Meditation von Prof. Dr. Rolf Wischnath, Bielefeld

Ich bitte Sie, schließen sie einen Moment die Augen. – Ich frage Sie, die Sie jetzt die Augen geschlossen haben: Wie, meine christliche Freundinnen und Freunde, wie stellen Sie sich Maria vor? Wie kommt sie vor das innere Auge? Ins Bild? Sie können die Augen jetzt wieder öffnen – nicht den Mund. („Schrumm, schrumm, schrumm, das Mündchen ist jetzt stumm“, sagte Tante Utta im Kindergarten an der Oststraße – dann, wenn sie uns eine Weihnachtsgeschichte erzählen wollte.) Wie sieht Maria aus?

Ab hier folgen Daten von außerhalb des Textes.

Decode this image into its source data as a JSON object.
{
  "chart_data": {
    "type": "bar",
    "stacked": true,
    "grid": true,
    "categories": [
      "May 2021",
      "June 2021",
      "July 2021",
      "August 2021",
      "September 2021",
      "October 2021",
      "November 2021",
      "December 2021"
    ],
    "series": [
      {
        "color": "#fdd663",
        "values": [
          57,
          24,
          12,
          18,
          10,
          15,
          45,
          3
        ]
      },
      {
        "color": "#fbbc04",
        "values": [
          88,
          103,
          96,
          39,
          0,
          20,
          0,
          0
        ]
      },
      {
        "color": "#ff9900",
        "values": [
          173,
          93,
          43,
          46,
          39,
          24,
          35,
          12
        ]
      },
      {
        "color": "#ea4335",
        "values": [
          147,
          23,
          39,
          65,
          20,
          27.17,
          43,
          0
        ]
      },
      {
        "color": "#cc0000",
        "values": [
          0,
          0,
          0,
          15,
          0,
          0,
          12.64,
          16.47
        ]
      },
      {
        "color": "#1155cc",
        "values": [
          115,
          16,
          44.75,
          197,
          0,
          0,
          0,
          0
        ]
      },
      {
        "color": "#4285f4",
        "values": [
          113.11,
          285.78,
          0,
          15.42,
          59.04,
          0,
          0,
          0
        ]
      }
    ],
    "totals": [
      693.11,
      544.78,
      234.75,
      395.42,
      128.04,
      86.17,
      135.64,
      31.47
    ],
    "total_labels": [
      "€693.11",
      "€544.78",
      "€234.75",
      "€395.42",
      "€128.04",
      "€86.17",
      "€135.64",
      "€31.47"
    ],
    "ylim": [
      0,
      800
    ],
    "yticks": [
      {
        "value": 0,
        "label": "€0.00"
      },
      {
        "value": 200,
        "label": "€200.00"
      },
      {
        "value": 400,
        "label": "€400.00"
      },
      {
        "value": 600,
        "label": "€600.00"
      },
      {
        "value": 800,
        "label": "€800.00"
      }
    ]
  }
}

Auf den allermeisten Bildern wird sie dargestellt als junge, gleichwohl gereifte Frau, die um ihre Verantwortung weiß. Mein Vater sagte immer, wenn er mit Respekt von einer Frauenpersönlichkeit sprach - zum Beispiel von der Mutter eines meiner besten Freunde, die mit und neben diesem Freund noch zehn andere Kinder geboren hatte -, von einer solchen bewährten Frau konnte mein Vater sagen: „Frau … kann für Mutter Maria Bild stehen!“ Das hat meine Vorstellung von Maria geprägt. Aber genau darin haben Vater und Sohn geirrt. Und wie:

Denn wenn man der Weihnachtsgeschichte folgt, dann ist durch die Bezeichnung, die Maria bekommt und die Luther mit der Wendung „mit Maria seinem vertrauten Weibe“ (Lukas 2, 5b) übersetzt, eins klar: „vertraut“ heißt: „rechtsverbindlich verlobt“. Aber noch nicht „heimgeholt“ ins Haus des Bräutigams. Maria war „verlobt“ mit Josef. Das bedeutet: Er lebte mit ihr noch nicht in der ehelicher Gemeinschaft von Tisch und Bett. Aber seine Verehelichung stand verbindlich an.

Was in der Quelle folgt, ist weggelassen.